Figure 1. Model proposed in this study.
3. Hypotheses development
EC is a central characteristic of the entrepreneurial profile. Recent studies emphasize that entrepreneurs generate original ideas, identify opportunities, and solve problems in innovative ways (Castro et al., 2022; Powers et al., 2021). In educational contexts, EC is strengthened through ET processes designed to stimulate innovative thinking and promote entrepreneurship-related activities. Entrepreneurial teaching integrates active methodologies, simulations, experiential learning, and instruction aimed at developing creative skills (Gorevaya & Pasko, 2021; Miranda et al., 2020; Salamzadeh et al., 2022). Since EC enhances students’ ability to engage in educational activities linked to entrepreneurship, it is reasonable to expect that students with higher EC will perceive university-based ET as a learning environment that complements and strengthens their abilities. Therefore, the first hypothesis is proposed:
H1: EC has a positive effect on the stage of ET in entrepreneurship education.
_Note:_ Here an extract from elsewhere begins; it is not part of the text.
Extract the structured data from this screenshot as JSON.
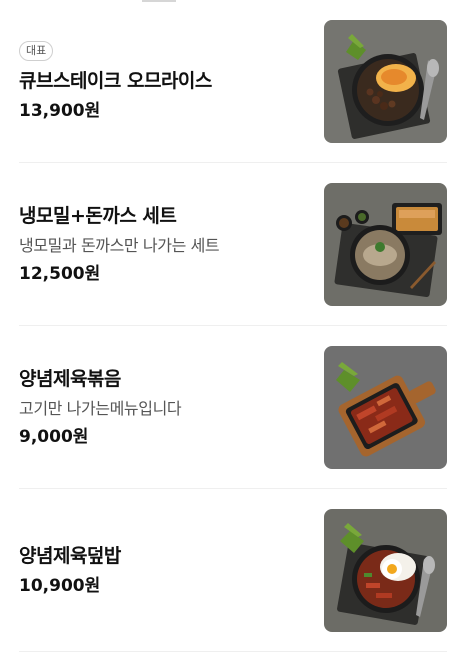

The entrepreneurship literature argues that EC enables individuals to identify opportunities, reorganize information, and confront problems in original ways (Anjum et al., 2021; Shahab et al., 2019). These capabilities are essential for PP, understood as the real or simulated application of entrepreneurial skills. PP is expressed in a student’s ability to act in real settings, resolve situations, and formulate initiatives (Tan et al., 2024; Vankov & Wang, 2024). Students with higher EC tend to generate novel solutions and act with greater flexibility, contributing to stronger PP in entrepreneurial activities. Caballero et al. (2019) note that EC supports adaptation to changing environments, a key element for developing practical competencies. Therefore, the second hypothesis is proposed:
H2: EC has a positive effect on PP in entrepreneurship education.
ET in entrepreneurship education employs methods aimed at preparing students to act in real contexts through experiential activities, simulations, collaborative projects, and the integration of technologies such as artificial intelligence (Bragelien & Voldsund, 2024; Ilagan, 2023; Salamzadeh et al., 2022). These methodologies help develop technical, communicative, and cognitive skills needed for entrepreneurship. Furthermore, recent studies show that teaching approaches that promote creativity, innovation, and hands-on learning improve entrepreneurial readiness (Jin, 2024; Lang et al., 2024). PP depends largely on the quality and focus of ET. Active methods allow students to apply knowledge, identify opportunities, and solve problems effectively, as noted by Tan et al. (2024) and Syed et al. (2024). In regional public universities, this relationship is particularly relevant because students rely on institutional training to access experiences that strengthen their entrepreneurial practice. From this, the third hypothesis arises:
H3: ET has a positive effect on PP in entrepreneurship education
4. Materials and Methods
4.1. Research Design
This study was conducted under a quantitative approach (Hernández-Sampiere & Mendoza, 2018; Martins Dias Ferreira et al., 2018). The scope was explanatory, as it sought to analyze the effect of EC within the entrepreneurial profile on ET and PP in entrepreneurship education (Hernández-Sampiere & Mendoza, 2018). The design was non-experimental and cross-sectional, since the variables were measured at a single point in time and in their natural context, without manipulating the instructional processes (Jefferson & Demicheli, 1999).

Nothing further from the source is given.